In spite of the federal executions, the Death Penalty Information Center found plenty of positive signs for their cause in 2020. On the state level, there were fewer executions carried out than in any year in nearly three decades.
With Colorado becoming the 22nd state to abolish capital punishment, the DPIC report says, by year’s end, more states had abolished the death penalty or gone 10 years without an execution. In addition, more counties elected prosecutors who pledged never to seek the death penalty or to use it more sparingly, and fewer new death sentences were imposed than in any prior year since the Supreme Court struck down U.S. death penalty laws in 1972.
Acknowledging that court closures due to the coronavirus pandemic contributed to a low numbers of death sentences and executions, the report notes that even before the pandemic, death sentences and executions in the first quarter of the year “put the United States on pace for a sixth consecutive year of 50 or fewer new death sentences and 30 or fewer executions.”
Including the federal executions, there were only 17 death sentences carried out in 2020.
Public opinion, too, has reflected headway for the anti-death penalty cause, the report says: a Gallup poll showed public support for capital punishment at near a half-century low.
But problems persist in the use of capital punishment, according to the Death Penalty Information Center, a national non-profit organization serving the media and the public with analysis and information on issues concerning capital punishment. Their report points out that executions and new death sentences in 2020 “continued to be directed at defendants and prisoners who were the most vulnerable or who had the most defective court process.” It says in the report that every prisoner executed in 2020 had one or more significant mental or emotional impairments (mental illness, intellectual disability, brain damage, or chronic trauma) or was under age 21 at the time of the crime for which he was executed.

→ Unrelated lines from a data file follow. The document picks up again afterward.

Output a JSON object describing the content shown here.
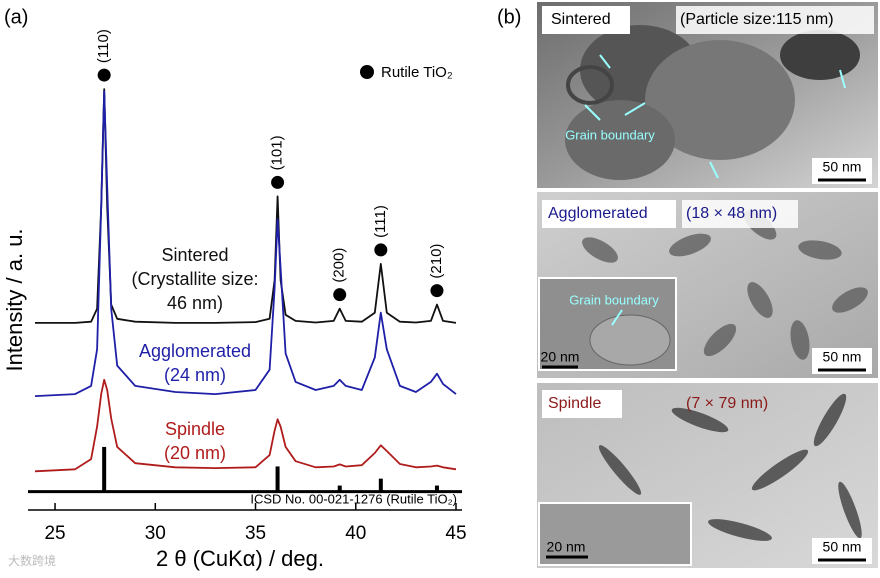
{
  "chart_data": {
    "type": "line",
    "panel_label": "(a)",
    "xlabel": "2 θ (CuKα) / deg.",
    "ylabel": "Intensity / a. u.",
    "xlim": [
      24,
      45
    ],
    "xticks": [
      25,
      30,
      35,
      40,
      45
    ],
    "ylim": [
      -5,
      100
    ],
    "x": [
      24,
      26,
      26.8,
      27.1,
      27.3,
      27.45,
      27.6,
      27.8,
      28.1,
      29,
      31,
      33,
      35,
      35.7,
      35.95,
      36.1,
      36.25,
      36.5,
      37,
      38,
      38.9,
      39.2,
      39.5,
      40.3,
      40.95,
      41.25,
      41.55,
      42.2,
      43,
      43.75,
      44.05,
      44.35,
      45
    ],
    "series": [
      {
        "name": "Sintered",
        "color": "#111111",
        "annotation": [
          "Sintered",
          "(Crystallite size:",
          "46 nm)"
        ],
        "values": [
          41.5,
          41.5,
          41.8,
          45,
          70,
          99,
          70,
          46,
          42.5,
          41.8,
          41.5,
          41.5,
          41.7,
          42.5,
          52,
          72.6,
          52,
          43.5,
          42,
          41.6,
          42,
          45,
          42,
          41.8,
          44,
          56,
          44,
          41.8,
          41.6,
          42,
          46,
          42,
          41.5
        ]
      },
      {
        "name": "Agglomerated",
        "color": "#1f1fa8",
        "annotation": [
          "Agglomerated",
          "(24 nm)"
        ],
        "values": [
          23.5,
          24,
          26,
          35,
          70,
          98.5,
          75,
          45,
          31,
          26,
          24.5,
          24,
          25,
          30,
          50,
          67,
          55,
          34,
          27,
          25,
          26,
          27.5,
          26,
          25,
          33,
          44,
          35,
          26,
          24.5,
          27,
          29,
          26.5,
          24
        ]
      },
      {
        "name": "Spindle",
        "color": "#b01c1c",
        "annotation": [
          "Spindle",
          "(20 nm)"
        ],
        "values": [
          5,
          5.5,
          8,
          16,
          24,
          27.5,
          25,
          18,
          11,
          7,
          6,
          5.8,
          6,
          9,
          15,
          17.8,
          16,
          11,
          7.5,
          6,
          6.2,
          6.7,
          6.2,
          6.5,
          9.5,
          11.4,
          10,
          6.8,
          6,
          6.2,
          6.4,
          6,
          5.5
        ]
      }
    ],
    "reference": {
      "name": "ICSD No. 00-021-1276 (Rutile TiO₂)",
      "x": [
        27.45,
        36.1,
        39.2,
        41.25,
        44.05
      ],
      "values": [
        11,
        6.2,
        1.5,
        3.2,
        1.5
      ]
    },
    "peaks": [
      "(110)",
      "(101)",
      "(200)",
      "(111)",
      "(210)"
    ],
    "legend": "Rutile TiO₂"
  },
  "images": {
    "panel_label": "(b)",
    "panels": [
      {
        "title": "Sintered",
        "size": "(Particle size:115 nm)",
        "note": "Grain boundary",
        "scale": "50 nm"
      },
      {
        "title": "Agglomerated",
        "size": "(18 × 48 nm)",
        "inset_note": "Grain boundary",
        "inset_scale": "20 nm",
        "scale": "50 nm"
      },
      {
        "title": "Spindle",
        "size": "(7 × 79 nm)",
        "inset_scale": "20 nm",
        "scale": "50 nm"
      }
    ]
  },
  "watermark": "大数跨境"
}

“The executed included several prisoners whose more culpable co-defendants received lesser sentences, a prisoner who was denied potentially exculpatory DNA testing, and prisoners whose executions were opposed by victims’ families,” says the report. “Of those who were sentenced to death this year, more than 20% waived key procedural rights, including their rights to counsel and/or a jury trial, and three strenuously proclaimed their innocence.”
On the bright side, five prisoners were exonerated from death row in 2020. But in each case, misconduct on the part of prosecutors had contributed to the wrongful conviction, the report claims.